La livraison à domicile, une bouée de sauvetage

Mustapha n’est pas le seul à être déterminé à s’en sortir en cette période de crise. A Quelques mètres du centre-ville de Casablanca et plus précisément à Bab Marrakech, se dressent une dizaine de fast-foods. Détenus majoritairement par des jeunes, ces échoppes appelées street-food connaissent une grande affluence. Situés à proximité des bazars et d’entreprises ayant leurs sièges au cœur de la métropole casablancaise, elles connaissent une grande affluence tout au long de la journée. Ramadan et couvre-feu nocturne obligent, cette activité connaitra une baisse considérable. Pourquoi baisse et pas arrêt total? La réponse est simple. Pour ces spécialistes de la restauration rapide, la solution réside dans la livraison à domicile. C’est ce qu’ont confié au Reporter, Youssef, Abderrazak, Mehdi et Fouad. Tous proposent des sandwichs en tout genre. Hamburgers, Tacos, Panini… Pour les petites bourses, il est possible de commander un pain marocain à l’orge «Mahrach» aux saucisses, à la viande hachée ou à la tête de mouton, moyennant 5 dirhams plus 1 verre de thé à prix pas cher (1 dirham seulement). Durant le Ramadan, ces délices seront proposés à la livraison. Pour mener à bien cette opération, les quatre spécialistes en sandwicherie rapide, ont acquis des cyclomoteurs avec coffre-arrière pour garder les commandes des clients bien au chaud.

Recourir à la livraison à domicile est une idée à laquelle songent également de nombreuses restaurateurs et boulangers qui ne pourront plus servir la clientèle sur place, pendant le Ramadan, au-delà de 20 heures.

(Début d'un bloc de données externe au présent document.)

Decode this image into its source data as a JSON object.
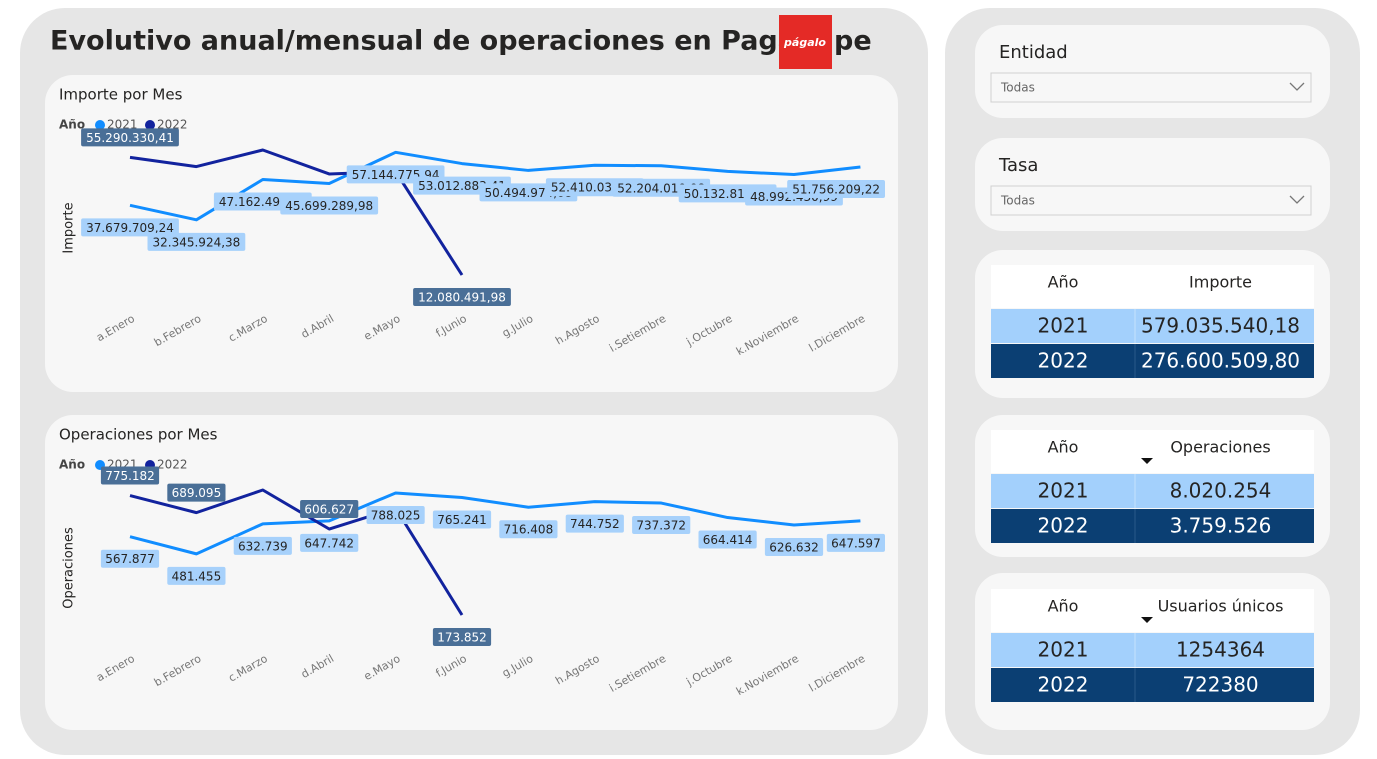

La crise économique à laquelle fait face une large frange de la population marocaine, peut se transformer en source d’inspiration et générer des idées novatrices. En définitive, on peut dire que les Marocains, même dans les moments les plus difficiles, trouvent le moyen de s’en sortir. La résilience du Maroc et des Marocains est probablement au cœur de son exception.

Mohcine Lourhzal

Cessation forcée d’activité

Pour que personne ne soit laissé pour compte

Alors que pour certains employés impactés par le couvre-feu ramadanesque, la reconversion professionnelle se fera sans problème, d’autres n’ont pas cette chance, soit par manque de moyens, ou en raison d’un état de santé fragile. Ces personnes devront prendre leur mal en patience en attendant des lendemains meilleurs. Pour atténuer les souffrances de cette catégorie sociale, les Marocains qui en ont la possibilité, ne manqueront pas de leur venir en aide en attendant de voir quelles seront les mesures qui seront prises par les pouvoirs publics, au profit des souches sociales les plus impactées par l’avancement du couvre-feu nocturne à l’occasion du mois du Ramadan.